The arts-and-crafts retailer left 138GB of sensitive information open to the public internet.
Arts-and-crafts retailer Hobby Lobby has suffered a cloud-bucket misconfiguration, exposing a raft of customer information, according to a report.
An independent security researcher who goes by the handle “Boogeyman” uncovered the issue and reported it to Motherboard in an online chat, according to a Vice writeup.
The researcher said that customer names, partial payment-card details, phone numbers, and physical and email addresses were all caught up in the leak – along with source code for the company’s app, and employee names and email addresses.
Boogeyman offered screenshots verifying the exposure of the data, which totaled 138GB and impacted around 300,000 customers. It was housed in an Amazon Web Services (AWS) cloud database that was misconfigured to be publicly accessible. The issue is now resolved, but it’s unclear if any malicious actors tapped the information before the database was secure.
“We identified the access control involved and have taken steps to secure the system,” Hobby Lobby told Motherboard. Threatpost has reached out to Hobby Lobby to independently confirm the issue.
Cloud Misconfigurations: A Cyberthreat Attack Vector
Cloud misconfigurations are a common threat vector for organizations of all sizes. For instance, an analysis last fall found that 6 percent of all Google Cloud buckets are misconfigured and left open to the public internet, for anyone to access their contents.

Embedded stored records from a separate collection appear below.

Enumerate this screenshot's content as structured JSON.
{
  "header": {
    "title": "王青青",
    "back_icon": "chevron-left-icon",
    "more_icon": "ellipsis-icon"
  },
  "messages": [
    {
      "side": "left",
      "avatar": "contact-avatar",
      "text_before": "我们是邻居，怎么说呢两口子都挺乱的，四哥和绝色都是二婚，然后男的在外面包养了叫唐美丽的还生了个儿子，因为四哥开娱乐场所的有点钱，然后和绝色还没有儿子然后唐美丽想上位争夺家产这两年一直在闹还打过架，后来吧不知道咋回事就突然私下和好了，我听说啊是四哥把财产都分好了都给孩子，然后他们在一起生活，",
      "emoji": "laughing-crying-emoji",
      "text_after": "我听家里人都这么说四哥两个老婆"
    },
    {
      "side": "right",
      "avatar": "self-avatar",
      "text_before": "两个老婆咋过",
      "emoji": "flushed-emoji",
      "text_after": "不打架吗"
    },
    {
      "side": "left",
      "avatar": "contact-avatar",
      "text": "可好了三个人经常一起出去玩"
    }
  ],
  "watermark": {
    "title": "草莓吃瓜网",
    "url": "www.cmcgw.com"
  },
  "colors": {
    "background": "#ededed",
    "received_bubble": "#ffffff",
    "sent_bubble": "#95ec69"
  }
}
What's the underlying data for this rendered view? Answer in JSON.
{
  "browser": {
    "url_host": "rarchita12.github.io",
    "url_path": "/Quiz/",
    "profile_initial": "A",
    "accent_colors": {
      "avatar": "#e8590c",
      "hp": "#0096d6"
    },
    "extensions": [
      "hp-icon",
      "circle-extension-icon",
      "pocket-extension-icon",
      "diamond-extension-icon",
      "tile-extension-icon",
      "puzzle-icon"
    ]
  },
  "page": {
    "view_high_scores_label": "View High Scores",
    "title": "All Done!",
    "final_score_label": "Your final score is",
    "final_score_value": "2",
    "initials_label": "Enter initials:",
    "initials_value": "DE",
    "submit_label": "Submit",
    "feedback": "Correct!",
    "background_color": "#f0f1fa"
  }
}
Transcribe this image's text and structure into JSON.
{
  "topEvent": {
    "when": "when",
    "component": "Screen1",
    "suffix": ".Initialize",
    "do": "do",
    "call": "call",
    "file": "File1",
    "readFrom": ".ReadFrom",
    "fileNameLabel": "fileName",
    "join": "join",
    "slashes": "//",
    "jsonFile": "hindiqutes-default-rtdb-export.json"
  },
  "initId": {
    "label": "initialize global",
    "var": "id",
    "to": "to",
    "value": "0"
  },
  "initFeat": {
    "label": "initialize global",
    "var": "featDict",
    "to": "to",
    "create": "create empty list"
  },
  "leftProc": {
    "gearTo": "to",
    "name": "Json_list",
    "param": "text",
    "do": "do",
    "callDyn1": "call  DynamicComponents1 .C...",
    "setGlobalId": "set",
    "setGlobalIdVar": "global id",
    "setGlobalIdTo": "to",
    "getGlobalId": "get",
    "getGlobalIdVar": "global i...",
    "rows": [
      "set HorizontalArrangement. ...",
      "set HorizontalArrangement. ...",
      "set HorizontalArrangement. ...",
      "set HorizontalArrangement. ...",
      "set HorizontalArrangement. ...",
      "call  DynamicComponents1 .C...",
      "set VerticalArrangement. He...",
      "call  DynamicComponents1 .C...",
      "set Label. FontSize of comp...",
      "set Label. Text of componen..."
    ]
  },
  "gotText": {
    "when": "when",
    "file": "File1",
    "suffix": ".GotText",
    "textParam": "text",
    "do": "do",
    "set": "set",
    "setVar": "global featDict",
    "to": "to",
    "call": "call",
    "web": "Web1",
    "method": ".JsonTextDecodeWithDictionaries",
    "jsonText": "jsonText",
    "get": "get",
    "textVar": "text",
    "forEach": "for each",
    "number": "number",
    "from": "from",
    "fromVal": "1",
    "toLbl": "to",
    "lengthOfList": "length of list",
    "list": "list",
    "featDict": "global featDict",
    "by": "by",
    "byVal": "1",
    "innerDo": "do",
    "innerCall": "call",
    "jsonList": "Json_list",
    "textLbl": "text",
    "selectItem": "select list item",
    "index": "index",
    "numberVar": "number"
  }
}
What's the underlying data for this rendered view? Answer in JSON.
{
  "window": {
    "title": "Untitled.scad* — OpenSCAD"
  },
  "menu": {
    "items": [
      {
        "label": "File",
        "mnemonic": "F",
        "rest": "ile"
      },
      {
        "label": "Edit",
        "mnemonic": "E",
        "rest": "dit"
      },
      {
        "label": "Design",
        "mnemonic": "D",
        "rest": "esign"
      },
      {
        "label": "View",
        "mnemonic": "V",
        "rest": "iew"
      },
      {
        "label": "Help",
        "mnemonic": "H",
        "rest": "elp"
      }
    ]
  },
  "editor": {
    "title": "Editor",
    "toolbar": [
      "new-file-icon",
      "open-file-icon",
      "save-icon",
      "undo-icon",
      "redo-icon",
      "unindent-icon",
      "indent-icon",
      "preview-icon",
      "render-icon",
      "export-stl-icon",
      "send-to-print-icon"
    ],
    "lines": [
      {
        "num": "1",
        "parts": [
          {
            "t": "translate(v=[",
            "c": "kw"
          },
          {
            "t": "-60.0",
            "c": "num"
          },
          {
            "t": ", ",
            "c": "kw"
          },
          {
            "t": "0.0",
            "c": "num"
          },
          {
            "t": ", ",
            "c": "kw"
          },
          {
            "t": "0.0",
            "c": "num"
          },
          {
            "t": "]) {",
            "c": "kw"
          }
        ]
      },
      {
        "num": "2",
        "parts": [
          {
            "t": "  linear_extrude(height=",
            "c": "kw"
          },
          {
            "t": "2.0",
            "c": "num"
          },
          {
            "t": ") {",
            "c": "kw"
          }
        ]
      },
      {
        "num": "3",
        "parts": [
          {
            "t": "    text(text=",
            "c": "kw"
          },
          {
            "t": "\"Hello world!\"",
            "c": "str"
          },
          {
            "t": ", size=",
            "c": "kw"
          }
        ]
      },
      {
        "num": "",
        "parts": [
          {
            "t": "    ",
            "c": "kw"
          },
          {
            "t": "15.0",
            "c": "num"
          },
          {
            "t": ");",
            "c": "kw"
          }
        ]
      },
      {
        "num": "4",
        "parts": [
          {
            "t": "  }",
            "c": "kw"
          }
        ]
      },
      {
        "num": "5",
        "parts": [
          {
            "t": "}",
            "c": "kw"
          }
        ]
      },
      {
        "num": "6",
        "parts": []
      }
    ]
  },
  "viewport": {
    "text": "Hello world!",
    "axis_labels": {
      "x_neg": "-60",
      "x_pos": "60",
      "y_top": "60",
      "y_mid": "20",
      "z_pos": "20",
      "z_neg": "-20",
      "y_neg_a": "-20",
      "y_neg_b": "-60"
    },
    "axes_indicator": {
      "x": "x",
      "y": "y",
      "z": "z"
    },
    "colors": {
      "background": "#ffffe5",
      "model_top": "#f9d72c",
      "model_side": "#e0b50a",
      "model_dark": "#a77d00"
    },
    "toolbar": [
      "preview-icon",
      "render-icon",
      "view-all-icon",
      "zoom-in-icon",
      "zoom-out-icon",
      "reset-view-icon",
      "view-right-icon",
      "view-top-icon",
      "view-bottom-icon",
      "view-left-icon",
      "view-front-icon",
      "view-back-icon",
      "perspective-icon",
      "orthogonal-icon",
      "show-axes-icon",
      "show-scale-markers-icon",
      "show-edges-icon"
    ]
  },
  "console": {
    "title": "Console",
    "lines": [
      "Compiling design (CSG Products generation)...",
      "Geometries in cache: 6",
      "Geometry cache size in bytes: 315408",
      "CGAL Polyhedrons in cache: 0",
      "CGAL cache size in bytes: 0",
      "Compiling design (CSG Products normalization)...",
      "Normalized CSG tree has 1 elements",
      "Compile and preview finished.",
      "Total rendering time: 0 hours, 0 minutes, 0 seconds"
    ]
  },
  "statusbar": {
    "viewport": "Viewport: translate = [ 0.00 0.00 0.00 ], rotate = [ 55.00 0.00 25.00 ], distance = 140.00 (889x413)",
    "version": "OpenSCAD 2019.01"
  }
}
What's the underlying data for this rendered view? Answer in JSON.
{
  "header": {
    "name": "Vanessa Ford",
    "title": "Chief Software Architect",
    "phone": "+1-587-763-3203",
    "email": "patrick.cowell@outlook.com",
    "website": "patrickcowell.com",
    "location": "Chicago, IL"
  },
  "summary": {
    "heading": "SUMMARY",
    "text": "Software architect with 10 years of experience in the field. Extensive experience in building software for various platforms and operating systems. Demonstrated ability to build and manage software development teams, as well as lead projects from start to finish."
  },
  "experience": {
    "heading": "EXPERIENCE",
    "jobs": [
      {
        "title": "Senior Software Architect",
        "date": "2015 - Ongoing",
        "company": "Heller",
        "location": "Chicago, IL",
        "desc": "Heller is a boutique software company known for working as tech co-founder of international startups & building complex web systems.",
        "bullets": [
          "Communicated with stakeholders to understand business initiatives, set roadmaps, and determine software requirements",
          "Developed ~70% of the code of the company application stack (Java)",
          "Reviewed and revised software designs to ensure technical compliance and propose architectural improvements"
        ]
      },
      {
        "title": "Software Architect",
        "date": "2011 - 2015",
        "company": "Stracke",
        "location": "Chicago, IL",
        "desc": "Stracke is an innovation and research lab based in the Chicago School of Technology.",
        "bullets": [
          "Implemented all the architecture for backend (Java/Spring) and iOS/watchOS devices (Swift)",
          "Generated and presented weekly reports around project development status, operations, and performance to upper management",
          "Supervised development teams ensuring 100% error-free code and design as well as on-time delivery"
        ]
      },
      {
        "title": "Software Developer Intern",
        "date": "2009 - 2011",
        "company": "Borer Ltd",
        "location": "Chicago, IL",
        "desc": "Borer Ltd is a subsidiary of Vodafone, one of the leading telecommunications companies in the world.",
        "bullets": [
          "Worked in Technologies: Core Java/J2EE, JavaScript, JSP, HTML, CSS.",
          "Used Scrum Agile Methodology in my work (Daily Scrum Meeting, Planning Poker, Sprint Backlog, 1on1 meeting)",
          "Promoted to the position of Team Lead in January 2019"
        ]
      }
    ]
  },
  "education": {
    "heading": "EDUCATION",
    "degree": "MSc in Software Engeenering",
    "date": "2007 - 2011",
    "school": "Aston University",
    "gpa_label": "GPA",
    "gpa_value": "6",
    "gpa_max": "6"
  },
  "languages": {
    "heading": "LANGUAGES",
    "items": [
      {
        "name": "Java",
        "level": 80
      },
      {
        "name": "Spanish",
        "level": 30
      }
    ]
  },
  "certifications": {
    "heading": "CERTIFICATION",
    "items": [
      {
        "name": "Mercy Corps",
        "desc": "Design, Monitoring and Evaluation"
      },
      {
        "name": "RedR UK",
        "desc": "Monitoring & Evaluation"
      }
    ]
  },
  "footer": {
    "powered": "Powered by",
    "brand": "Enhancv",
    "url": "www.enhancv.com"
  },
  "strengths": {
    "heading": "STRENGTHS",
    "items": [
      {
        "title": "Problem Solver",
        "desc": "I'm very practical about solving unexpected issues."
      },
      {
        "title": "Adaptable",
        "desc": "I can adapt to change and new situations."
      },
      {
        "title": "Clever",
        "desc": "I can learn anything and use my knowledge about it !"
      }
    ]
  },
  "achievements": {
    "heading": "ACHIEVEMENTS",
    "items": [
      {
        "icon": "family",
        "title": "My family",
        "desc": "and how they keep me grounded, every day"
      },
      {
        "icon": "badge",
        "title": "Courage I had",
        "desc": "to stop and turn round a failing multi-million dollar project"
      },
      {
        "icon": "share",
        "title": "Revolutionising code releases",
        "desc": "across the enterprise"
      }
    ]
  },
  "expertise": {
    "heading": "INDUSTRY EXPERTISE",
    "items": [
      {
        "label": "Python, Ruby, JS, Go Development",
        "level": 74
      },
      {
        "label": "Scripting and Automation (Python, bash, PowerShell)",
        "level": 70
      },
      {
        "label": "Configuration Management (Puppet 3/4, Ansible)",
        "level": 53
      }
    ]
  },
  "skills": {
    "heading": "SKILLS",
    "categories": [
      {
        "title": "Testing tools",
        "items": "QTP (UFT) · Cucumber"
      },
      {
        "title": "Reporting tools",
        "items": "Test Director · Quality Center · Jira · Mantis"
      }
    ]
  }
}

“The Hobby Lobby incident is the latest example of why we need to take public cloud threat vectors so seriously,” said Douglas Murray, CEO at Valtix, told Threatpost. “In 2020, spend in public cloud exceeded spend in on-prem data centers for the first time. The hackers are doing their own version of ‘lift and shift’ and are aggressively moving to where the market is going. Just as concerning is that for every Hobby Lobby like leak that we learn about, there is another that goes undetected.”
Hank Schless, senior manager of security solutions at Lookout, noted that such misconfigurations are easy to do.
“Misconfigured cloud resources are frequently the cause of data breaches like this one,” he told Threatpost. “Organizations that have transitioned to the cloud have massive infrastructure that spans thousands of host servers and other services. Amazon’s S3 service is the base data storage offering for AWS, which means it’s simple to set up and integrate S3 buckets into cloud infrastructure. Unfortunately, that simplicity they offer and the speed at which organizations scale these services up and down oftentimes means the configuration of these buckets is overlooked and the data inside is left exposed.”
He added to mitigate the risk of a breach, organizations need to be sure they secure every aspect of their infrastructure from the individual endpoint all the way up to the cloud service itself.
“Advanced cloud access security broker (CASB) technology helps secure access to these resources,” he said. “Coupling CASB with a security posture management tool ensures secure access and configuration of cloud infrastructure. Cloud providers offer countless supporting services and integrations that help teams build a well-architected infrastructure. Leveraging these services should be done in tandem with security teams to ensure there aren’t any misconfigurations that leave data exposed or violate compliance policies.”